Während der 8 Jahre, in denen er dem Verteidigungsministerium vorstand ... tat er alles, was er konnte, um jede Chance eines Abkommens mit den Palästinensern zu verhindern. Wir reden nicht nur über seine unmenschliche Politik gegenüber dem ganzen palästinensischen Volk, aber auch über seine systematischen Bemühungen, die palästinensische Behörde zu zerstören und keine Spur davon zu lassen, damit Israel keinen Partner für den Frieden hat. Mofaz ist nicht nur für viele unnötige Opfer verantwortlich, sondern auch für die Zerstörung der Infrastruktur der moderaten palästinensischen Führung. Aus dieser Perspektive ist die Hamas-Regierung und ausweglose Situation, der wir nun gegenüberstehen, die direkte Folge
Dieser Politik. Die Person, die zur Liquidierung Yasser Arafats und das Bombardieren der Einrichtungen der Palästinenserbehörde aufrief, trägt große Verantwortung für das Hochkommen der Hamas-Alternative. Allein für dieses Fehlverhalten, hätte Mofaz längst einen Preis zahlen sollen, nämlich die Aufgabe seines Sitzes im Kabinett.
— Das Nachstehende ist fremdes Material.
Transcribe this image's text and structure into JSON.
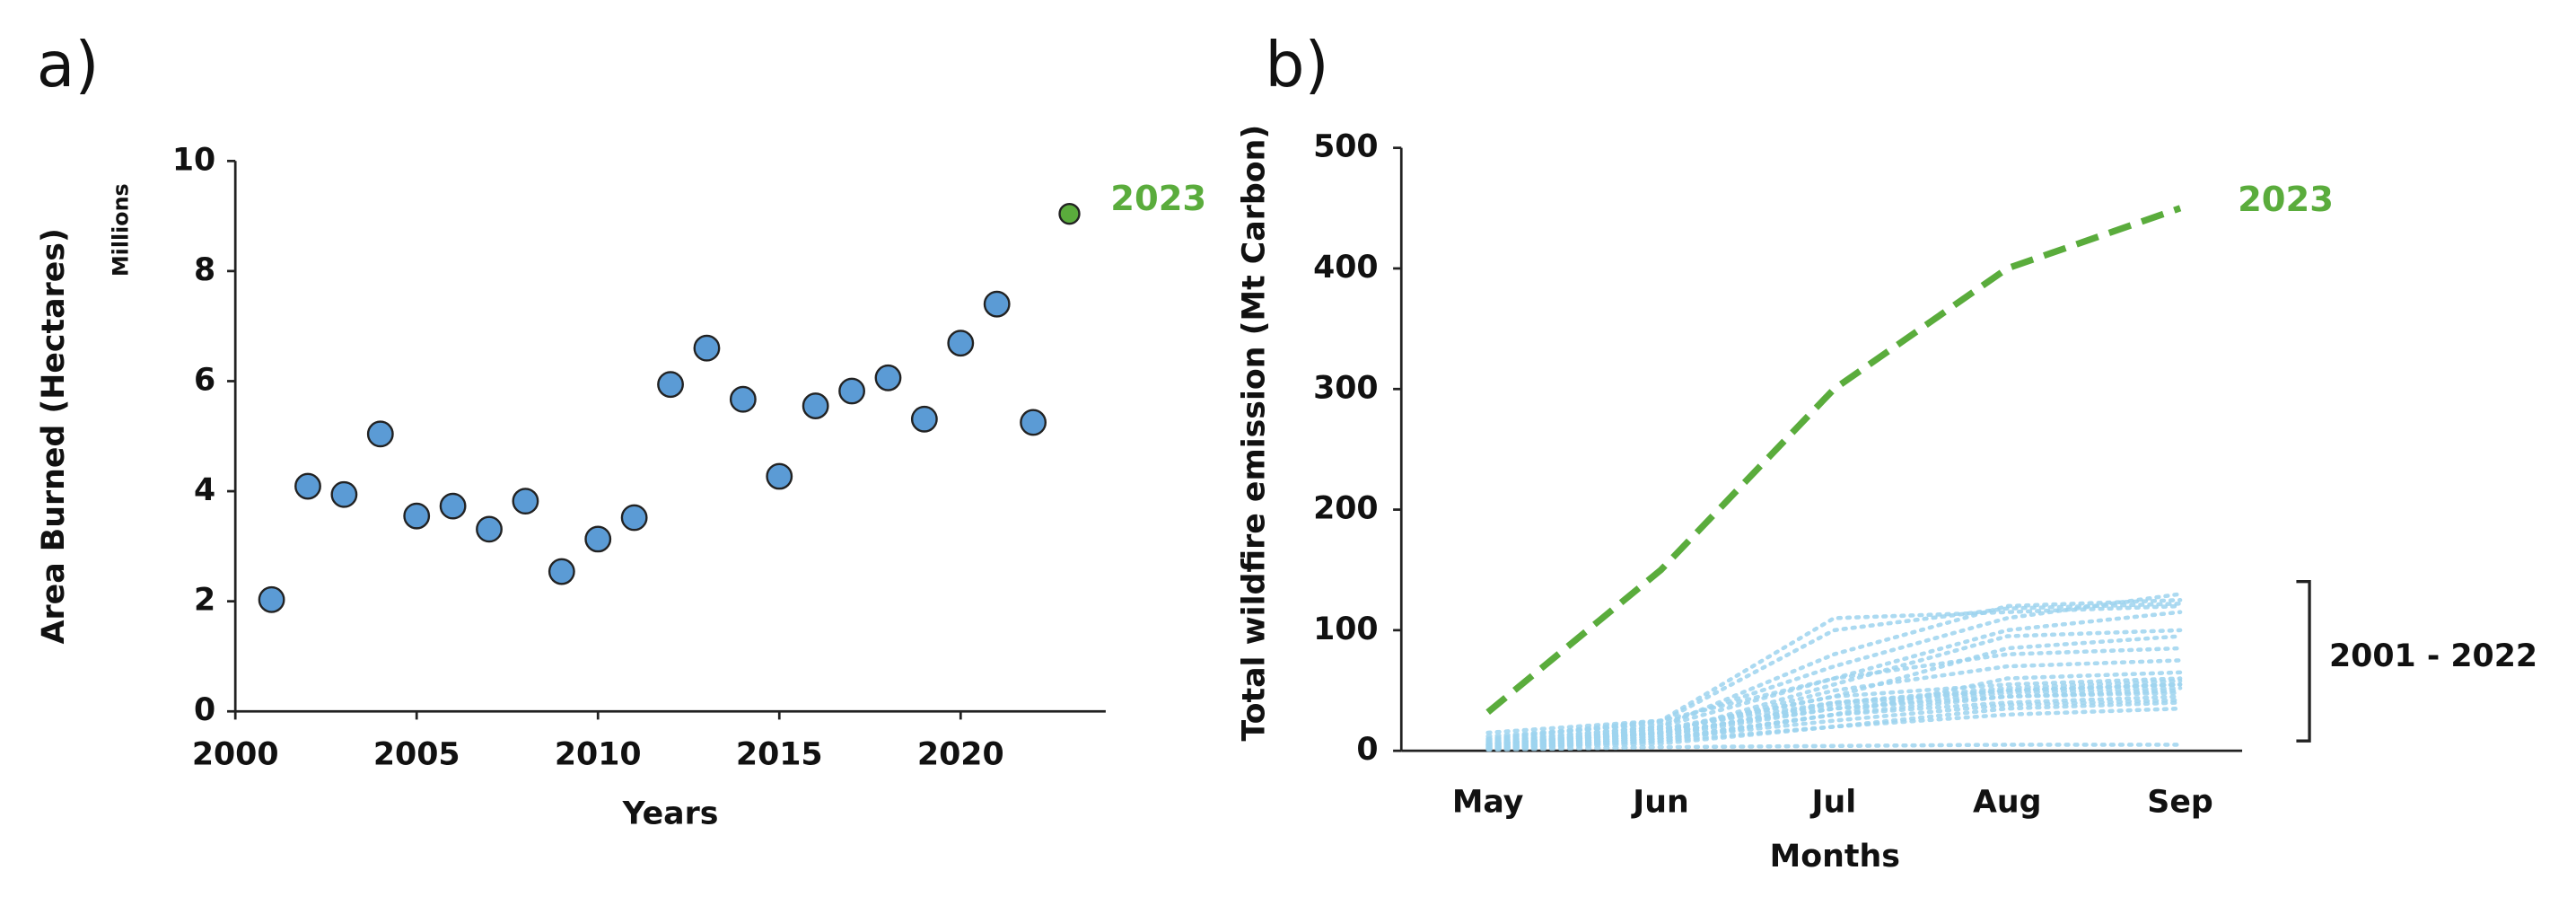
{
  "chart_data": [
    {
      "type": "scatter",
      "panel_label": "a)",
      "xlabel": "Years",
      "ylabel": "Area Burned (Hectares)",
      "y_unit_label": "Millions",
      "xlim": [
        2000,
        2024
      ],
      "xticks": [
        2000,
        2005,
        2010,
        2015,
        2020
      ],
      "ylim": [
        0,
        10
      ],
      "yticks": [
        0,
        2,
        4,
        6,
        8,
        10
      ],
      "series": [
        {
          "color": "#5b9bd5",
          "x": [
            2001,
            2002,
            2003,
            2004,
            2005,
            2006,
            2007,
            2008,
            2009,
            2010,
            2011,
            2012,
            2013,
            2014,
            2015,
            2016,
            2017,
            2018,
            2019,
            2020,
            2021,
            2022
          ],
          "values": [
            2.03,
            4.09,
            3.94,
            5.04,
            3.55,
            3.73,
            3.31,
            3.82,
            2.54,
            3.13,
            3.52,
            5.94,
            6.6,
            5.67,
            4.27,
            5.55,
            5.82,
            6.06,
            5.31,
            6.69,
            7.4,
            5.25
          ]
        },
        {
          "color": "#5aac3c",
          "x": [
            2023
          ],
          "values": [
            9.04
          ],
          "annotation": "2023"
        }
      ]
    },
    {
      "type": "line",
      "panel_label": "b)",
      "xlabel": "Months",
      "ylabel": "Total wildfire emission (Mt Carbon)",
      "categories": [
        "May",
        "Jun",
        "Jul",
        "Aug",
        "Sep"
      ],
      "ylim": [
        0,
        500
      ],
      "yticks": [
        0,
        100,
        200,
        300,
        400,
        500
      ],
      "bracket_label": "2001 - 2022",
      "series": [
        {
          "color": "#9dd3ee",
          "style": "dotted",
          "values": [
            1,
            3,
            4,
            5,
            5
          ]
        },
        {
          "color": "#9dd3ee",
          "style": "dotted",
          "values": [
            2,
            8,
            20,
            30,
            35
          ]
        },
        {
          "color": "#9dd3ee",
          "style": "dotted",
          "values": [
            3,
            10,
            30,
            45,
            50
          ]
        },
        {
          "color": "#9dd3ee",
          "style": "dotted",
          "values": [
            5,
            15,
            35,
            45,
            48
          ]
        },
        {
          "color": "#9dd3ee",
          "style": "dotted",
          "values": [
            4,
            12,
            40,
            50,
            55
          ]
        },
        {
          "color": "#9dd3ee",
          "style": "dotted",
          "values": [
            3,
            10,
            25,
            38,
            42
          ]
        },
        {
          "color": "#9dd3ee",
          "style": "dotted",
          "values": [
            6,
            18,
            45,
            55,
            60
          ]
        },
        {
          "color": "#9dd3ee",
          "style": "dotted",
          "values": [
            2,
            8,
            30,
            40,
            45
          ]
        },
        {
          "color": "#9dd3ee",
          "style": "dotted",
          "values": [
            8,
            20,
            60,
            80,
            85
          ]
        },
        {
          "color": "#9dd3ee",
          "style": "dotted",
          "values": [
            5,
            15,
            50,
            70,
            75
          ]
        },
        {
          "color": "#9dd3ee",
          "style": "dotted",
          "values": [
            10,
            25,
            110,
            115,
            120
          ]
        },
        {
          "color": "#9dd3ee",
          "style": "dotted",
          "values": [
            7,
            20,
            80,
            120,
            125
          ]
        },
        {
          "color": "#9dd3ee",
          "style": "dotted",
          "values": [
            4,
            14,
            55,
            95,
            100
          ]
        },
        {
          "color": "#9dd3ee",
          "style": "dotted",
          "values": [
            6,
            16,
            45,
            85,
            95
          ]
        },
        {
          "color": "#9dd3ee",
          "style": "dotted",
          "values": [
            3,
            10,
            30,
            60,
            65
          ]
        },
        {
          "color": "#9dd3ee",
          "style": "dotted",
          "values": [
            12,
            22,
            70,
            110,
            130
          ]
        },
        {
          "color": "#9dd3ee",
          "style": "dotted",
          "values": [
            5,
            18,
            40,
            52,
            58
          ]
        },
        {
          "color": "#9dd3ee",
          "style": "dotted",
          "values": [
            4,
            12,
            35,
            48,
            52
          ]
        },
        {
          "color": "#9dd3ee",
          "style": "dotted",
          "values": [
            9,
            24,
            100,
            118,
            122
          ]
        },
        {
          "color": "#9dd3ee",
          "style": "dotted",
          "values": [
            2,
            6,
            20,
            35,
            40
          ]
        },
        {
          "color": "#9dd3ee",
          "style": "dotted",
          "values": [
            6,
            14,
            38,
            50,
            55
          ]
        },
        {
          "color": "#9dd3ee",
          "style": "dotted",
          "values": [
            15,
            25,
            60,
            100,
            115
          ]
        },
        {
          "color": "#5aac3c",
          "style": "dashed",
          "values": [
            32,
            150,
            300,
            400,
            450
          ],
          "annotation": "2023"
        }
      ]
    }
  ]
}
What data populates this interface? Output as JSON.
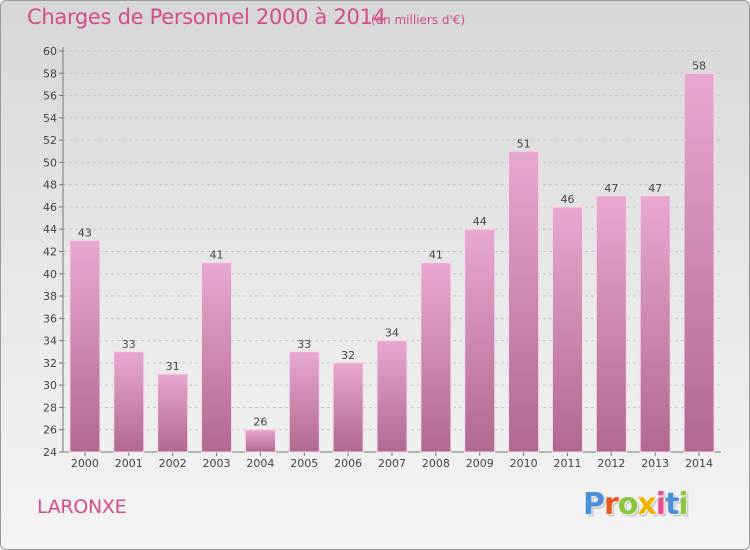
{
  "header": {
    "title": "Charges de Personnel 2000 à 2014",
    "subtitle": "(en milliers d'€)"
  },
  "footer": {
    "place": "LARONXE",
    "logo_text": "Proxiti"
  },
  "colors": {
    "title": "#d44c8c",
    "bar_top": "#e8a8cf",
    "bar_bottom": "#b06890",
    "logo": [
      "#4a8fd8",
      "#e8581c",
      "#8cc63f",
      "#f0b400",
      "#e84c8c",
      "#4a8fd8",
      "#8cc63f"
    ]
  },
  "chart_data": {
    "type": "bar",
    "categories": [
      "2000",
      "2001",
      "2002",
      "2003",
      "2004",
      "2005",
      "2006",
      "2007",
      "2008",
      "2009",
      "2010",
      "2011",
      "2012",
      "2013",
      "2014"
    ],
    "values": [
      43,
      33,
      31,
      41,
      26,
      33,
      32,
      34,
      41,
      44,
      51,
      46,
      47,
      47,
      58
    ],
    "ylim": [
      24,
      60
    ],
    "yticks": [
      24,
      26,
      28,
      30,
      32,
      34,
      36,
      38,
      40,
      42,
      44,
      46,
      48,
      50,
      52,
      54,
      56,
      58,
      60
    ],
    "grid": true,
    "data_labels": true
  }
}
Aber da gibt es noch etwas anderes, was nicht oft diskutiert wird: man nennt es Moral. Von einem neuen und relativ jungen Ministerpräsidenten kann kaum erwartet werden, diesen vergessenen Terminus aus dem Lexikon neu ins Gedächtnis zu rufen. Das Erbe, das Mofaz den IDF und durch diese der Gesellschaft als Ganzes hinterlässt, gründet sich völlig auf der Ausübung von Gewalt. Während Mofaz’ Zeit kannte die Gewalt keine Grenzen. Die IDF eröffnete Feuer, bombardierte, liquidierte und zerstörte in alarmierenden und beispiellosen Ausmaß. Das moralische Image Israels wurde vollkommen verzerrt, und eine ganze Generation wuchs mit einem hemmungslosen Generalstabschef und Verteidigungsminister auf. Die „Reinheit der Waffen“ wurde zu einem ärgerlichen und archaischen Konzept; die IDF hörte z.B. völlig auf, Vorfälle, in denen getötet wurde, zu untersuchen und so lagen die Finger sehr leicht auf dem Abzug. ...
Was sollte nun mit Mofaz gemacht werden? Als gewähltes Mitglied der Knesset auf Kadimas Liste ist sein Platz in der Knesset. Das Schandmal auf seiner Stirn wird erst der nächsten Generation der israelischen Gesellschaft deutlich werden. In der Zwischenzeit sollte er kein Minister sein. Das ist eine Herausforderung für den Ministerpräsidenten: Lasst Mofaz draußen und erklärt warum. Möge er den Bürgern sagen, dass es jetzt in der Regierung keinen Platz für so jemanden gibt, der verdächtigt wird, für Kriegsverbrechen verantwortlich zu sein.
Die Geschichte würde sich mit großer Anerkennung an ihn erinnern.